I'm so sorry about your sister. My Daddy recently found out that he has cancer as well. It is treatable and the meds won't make him ill so we are lucky there.

Cancer runs in the family on Daddy's side and rampant heart disease on my mother's. My sister and I agreed that we are doomed. Like your mother advised you...we just have to do the best we can. Thanks for the healthy eating tips. I've always been one for vitamins and whole foods.

Laura Doyle said...

Your sister sounds like a trooper. That is indeed the best way to overcome such an evil disease. I'll be keeping her in my thoughts and prayers and envisioning her triumph.

I wholeheartedly agree with your advice on the importance of food and diet in preventing cancer (among other diseases). Of the three factors that determine our health (genetics, environment, diet), FOOD is the one we have the greatest control over. I think it follows then, that whatever money you might spent, should probably be spent on good, clean food, unpolluted with the thoughtless toxins of our modern food industry. I've seen a sad trend in the whole foods business lately since the economic problems have started. People are cutting back on the organic food because it's more expensive, but I urge everyone to use long-term thinking and logic in that situation and please, for God's sake, put your health first. You'll most likely end up spending that money you saved buying pesticides, on doctors and drugs later. Eating yummy food is so much better than going to doctors and taking pharmaceuticals. As Hippocrates said, "Let your food be your medicine."

Indie said...

Steviewren, sorry to hear about your daddy. I am so glad it's treatable. I'm glad too that you're eating well. I have to eat more veggies!

Starlene, you are so eloquent. I have to wonder what your writing background is? I ask this as a newspaper editor and a college writing teacher. Your gifts are only found in certain places. So do tell.

Laura Doyle said...

I'm going to print that out and hang it where I can see it everyday. : )
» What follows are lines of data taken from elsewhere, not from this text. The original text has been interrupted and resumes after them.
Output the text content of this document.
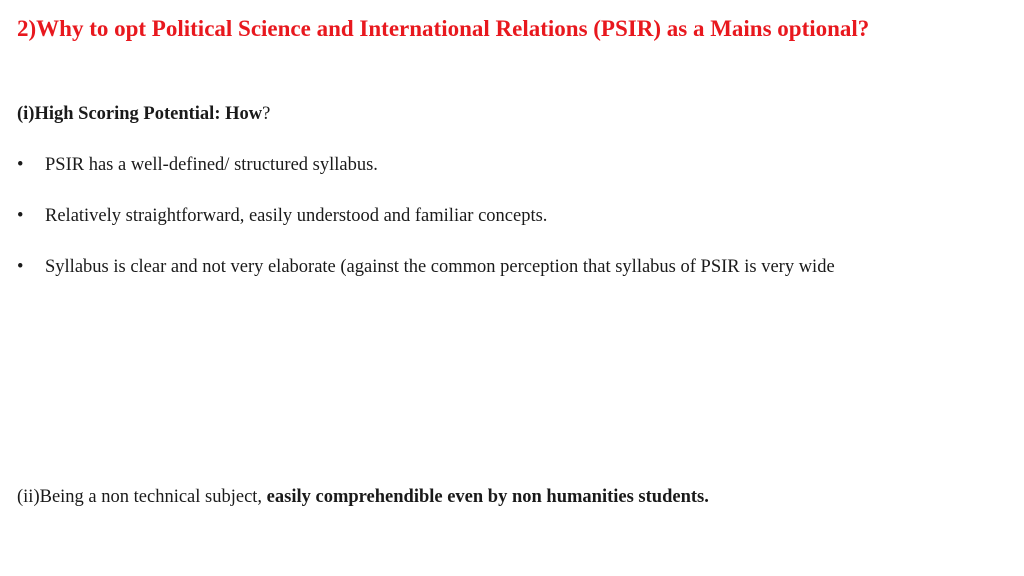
2)Why to opt Political Science and International Relations (PSIR) as a Mains optional?
(i)High Scoring Potential: How?
• PSIR has a well-defined/ structured syllabus.
• Relatively straightforward, easily understood and familiar concepts.
• Syllabus is clear and not very elaborate (against the common perception that syllabus of PSIR is very wide
(ii)Being a non technical subject, easily comprehendible even by non humanities students.
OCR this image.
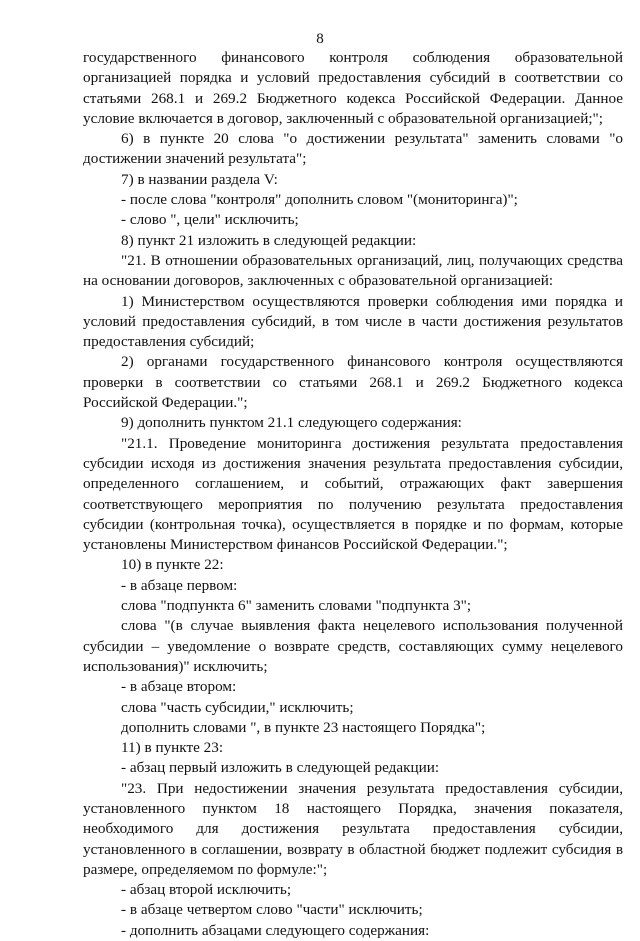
8

государственного финансового контроля соблюдения образовательной организацией порядка и условий предоставления субсидий в соответствии со статьями 268.1 и 269.2 Бюджетного кодекса Российской Федерации. Данное условие включается в договор, заключенный с образовательной организацией;";

6) в пункте 20 слова "о достижении результата" заменить словами "о достижении значений результата";

7) в названии раздела V:

- после слова "контроля" дополнить словом "(мониторинга)";

- слово ", цели" исключить;

8) пункт 21 изложить в следующей редакции:

"21. В отношении образовательных организаций, лиц, получающих средства на основании договоров, заключенных с образовательной организацией:

1) Министерством осуществляются проверки соблюдения ими порядка и условий предоставления субсидий, в том числе в части достижения результатов предоставления субсидий;

2) органами государственного финансового контроля осуществляются проверки в соответствии со статьями 268.1 и 269.2 Бюджетного кодекса Российской Федерации.";

9) дополнить пунктом 21.1 следующего содержания:

"21.1. Проведение мониторинга достижения результата предоставления субсидии исходя из достижения значения результата предоставления субсидии, определенного соглашением, и событий, отражающих факт завершения соответствующего мероприятия по получению результата предоставления субсидии (контрольная точка), осуществляется в порядке и по формам, которые установлены Министерством финансов Российской Федерации.";

10) в пункте 22:

- в абзаце первом:

слова "подпункта 6" заменить словами "подпункта 3";

слова "(в случае выявления факта нецелевого использования полученной субсидии – уведомление о возврате средств, составляющих сумму нецелевого использования)" исключить;

- в абзаце втором:

слова "часть субсидии," исключить;

дополнить словами ", в пункте 23 настоящего Порядка";

11) в пункте 23:

- абзац первый изложить в следующей редакции:

"23. При недостижении значения результата предоставления субсидии, установленного пунктом 18 настоящего Порядка, значения показателя, необходимого для достижения результата предоставления субсидии, установленного в соглашении, возврату в областной бюджет подлежит субсидия в размере, определяемом по формуле:";

- абзац второй исключить;

- в абзаце четвертом слово "части" исключить;

- дополнить абзацами следующего содержания:
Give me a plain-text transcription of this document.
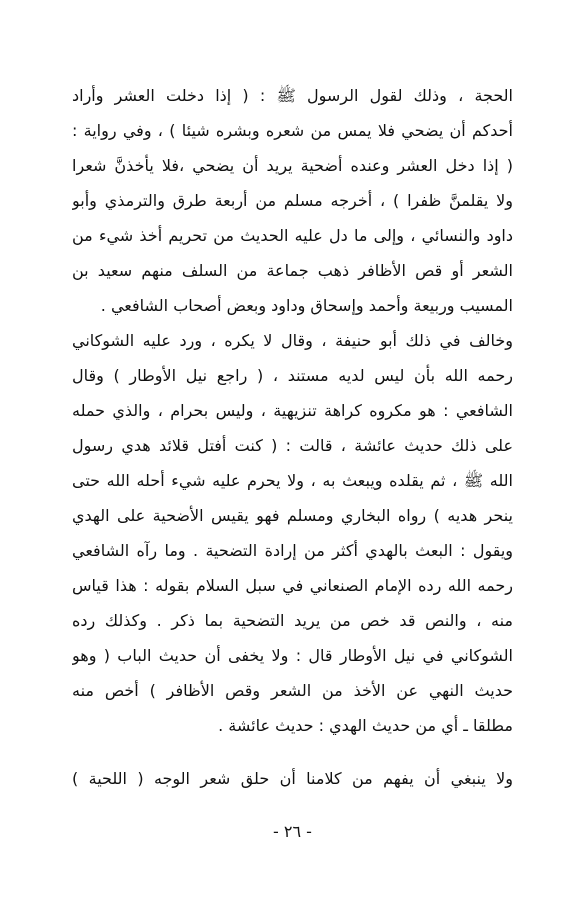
الحجة ، وذلك لقول الرسول ﷺ : ( إذا دخلت العشر وأراد
أحدكم أن يضحي فلا يمس من شعره وبشره شيئا ) ، وفي رواية :
( إذا دخل العشر وعنده أضحية يريد أن يضحي ،فلا يأخذنَّ شعرا
ولا يقلمنَّ ظفرا ) ، أخرجه مسلم من أربعة طرق والترمذي وأبو
داود والنسائي ، وإلى ما دل عليه الحديث من تحريم أخذ شيء من
الشعر أو قص الأظافر ذهب جماعة من السلف منهم سعيد بن
المسيب وربيعة وأحمد وإسحاق وداود وبعض أصحاب الشافعي .
وخالف في ذلك أبو حنيفة ، وقال لا يكره ، ورد عليه الشوكاني
رحمه الله بأن ليس لديه مستند ، ( راجع نيل الأوطار ) وقال
الشافعي : هو مكروه كراهة تنزيهية ، وليس بحرام ، والذي حمله
على ذلك حديث عائشة ، قالت : ( كنت أفتل قلائد هدي رسول
الله ﷺ ، ثم يقلده ويبعث به ، ولا يحرم عليه شيء أحله الله حتى
ينحر هديه ) رواه البخاري ومسلم فهو يقيس الأضحية على الهدي
ويقول : البعث بالهدي أكثر من إرادة التضحية . وما رآه الشافعي
رحمه الله رده الإمام الصنعاني في سبل السلام بقوله : هذا قياس
منه ، والنص قد خص من يريد التضحية بما ذكر . وكذلك رده
الشوكاني في نيل الأوطار قال : ولا يخفى أن حديث الباب ( وهو
حديث النهي عن الأخذ من الشعر وقص الأظافر ) أخص منه
مطلقا ـ أي من حديث الهدي : حديث عائشة .
ولا ينبغي أن يفهم من كلامنا أن حلق شعر الوجه ( اللحية )
- ٢٦ -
My writing background is just one of constant interest. I've been doing journaling since age 10 and later found the power of persuasive essays irresistible. I have no formal training (other than the usual high school and college writing) but I've always maintained that "I'm a writer".
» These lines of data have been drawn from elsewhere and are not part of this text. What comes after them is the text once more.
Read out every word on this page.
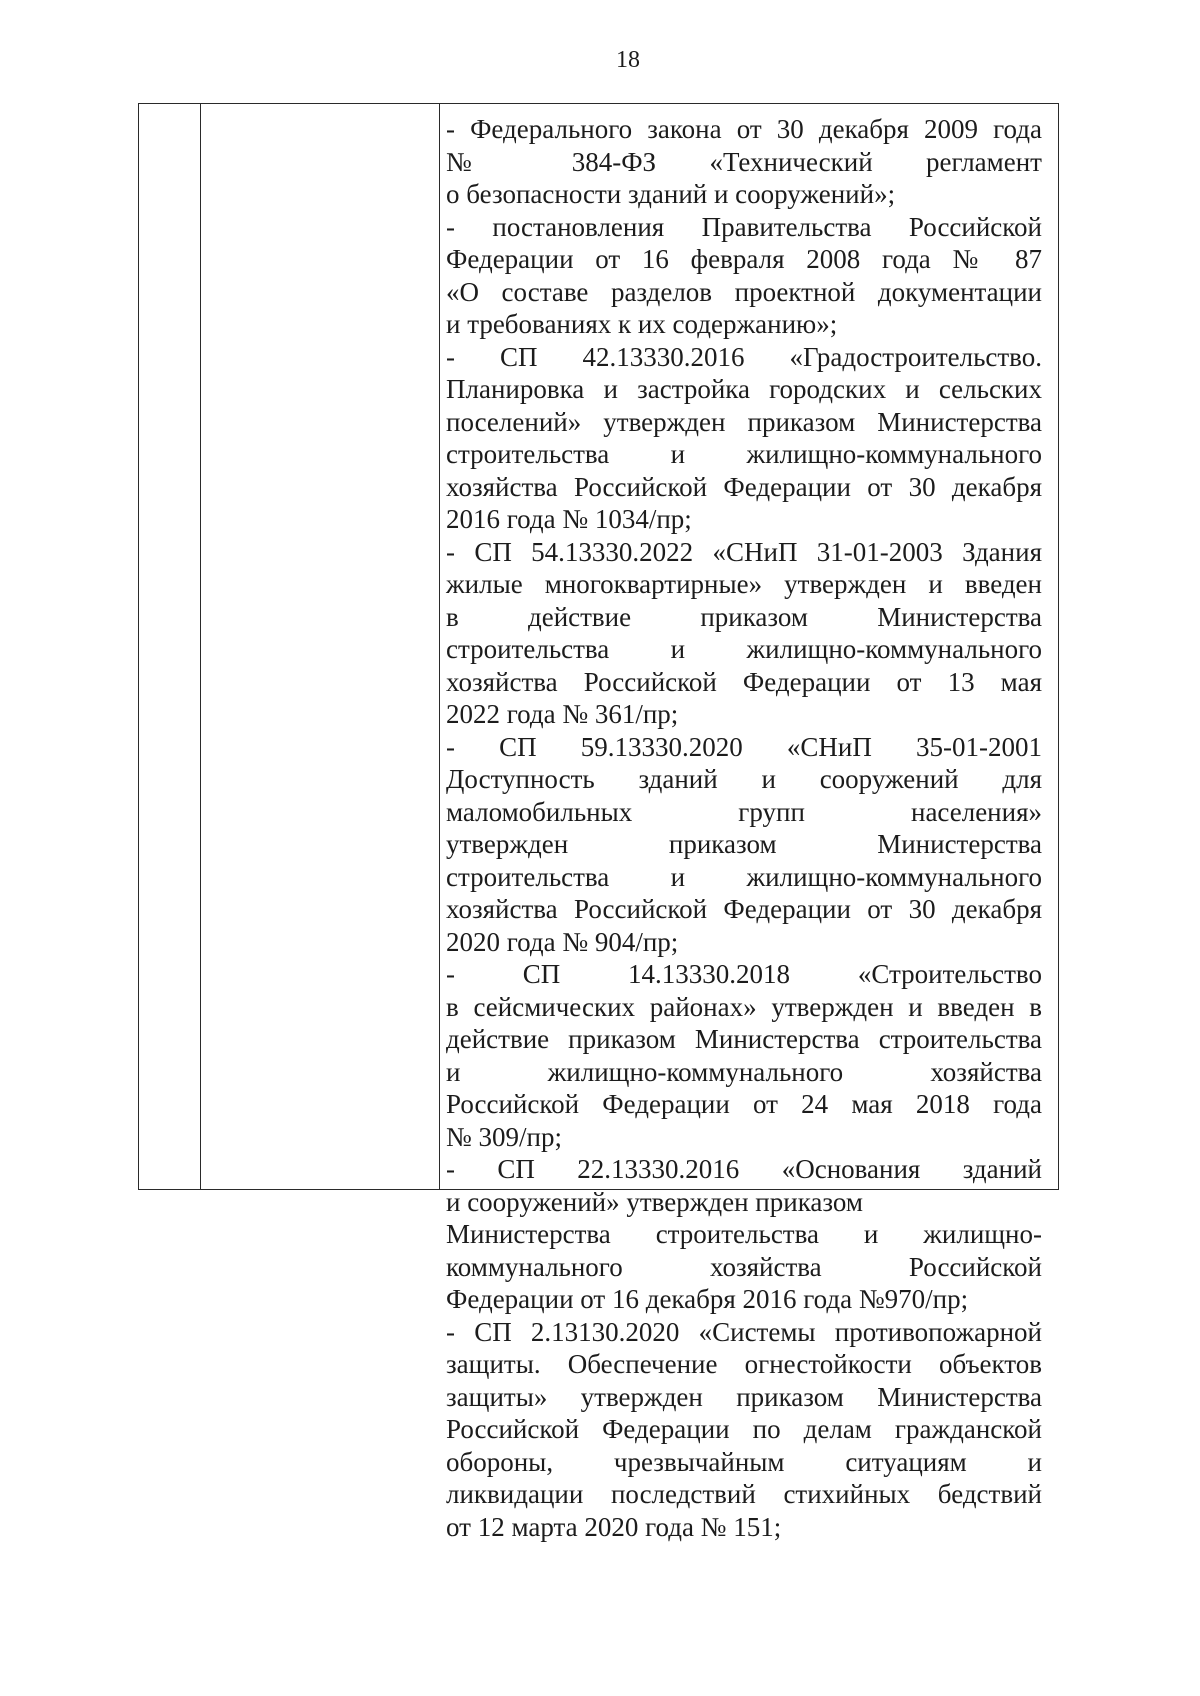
18
- Федерального закона от 30 декабря 2009 года
№ 384-ФЗ «Технический регламент
о безопасности зданий и сооружений»;
- постановления Правительства Российской
Федерации от 16 февраля 2008 года № 87
«О составе разделов проектной документации
и требованиях к их содержанию»;
- СП 42.13330.2016 «Градостроительство.
Планировка и застройка городских и сельских
поселений» утвержден приказом Министерства
строительства и жилищно-коммунального
хозяйства Российской Федерации от 30 декабря
2016 года № 1034/пр;
- СП 54.13330.2022 «СНиП 31-01-2003 Здания
жилые многоквартирные» утвержден и введен
в действие приказом Министерства
строительства и жилищно-коммунального
хозяйства Российской Федерации от 13 мая
2022 года № 361/пр;
- СП 59.13330.2020 «СНиП 35-01-2001
Доступность зданий и сооружений для
маломобильных групп населения»
утвержден приказом Министерства
строительства и жилищно-коммунального
хозяйства Российской Федерации от 30 декабря
2020 года № 904/пр;
- СП 14.13330.2018 «Строительство
в сейсмических районах» утвержден и введен в
действие приказом Министерства строительства
и жилищно-коммунального хозяйства
Российской Федерации от 24 мая 2018 года
№ 309/пр;
- СП 22.13330.2016 «Основания зданий
и сооружений» утвержден приказом
Министерства строительства и жилищно-
коммунального хозяйства Российской
Федерации от 16 декабря 2016 года №970/пр;
- СП 2.13130.2020 «Системы противопожарной
защиты. Обеспечение огнестойкости объектов
защиты» утвержден приказом Министерства
Российской Федерации по делам гражданской
обороны, чрезвычайным ситуациям и
ликвидации последствий стихийных бедствий
от 12 марта 2020 года № 151;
Until recently, I've been all talk and no action. I lost my (non-writing)job and my identity shifted, which made it seem like a good time to get serious about the writing. Your compliment means a LOT to me. Since getting serious, I've learned that the writing business can be just as difficult as the rest of the world. It's really good to hear that my efforts leak out into the rest of my life, like the writing of comments. Thanks!

Songwright said...

I'm sorry about your sister. I hope she gets well.

Songwright said...

I'm sorry about your sister. I hope she gets well.

Carol said...

I had a mastectomy in 1997 and I'm still here. The present is a present! I wish you and your sister healing energy!

Songwright said...

Sorry to hear about your sister.

Indie said...

Thanks, guys. She starts chemo today. Wish I was there to be of help.

Carol, that's inspirational! Thanks for letting me know. I have so much respect for you!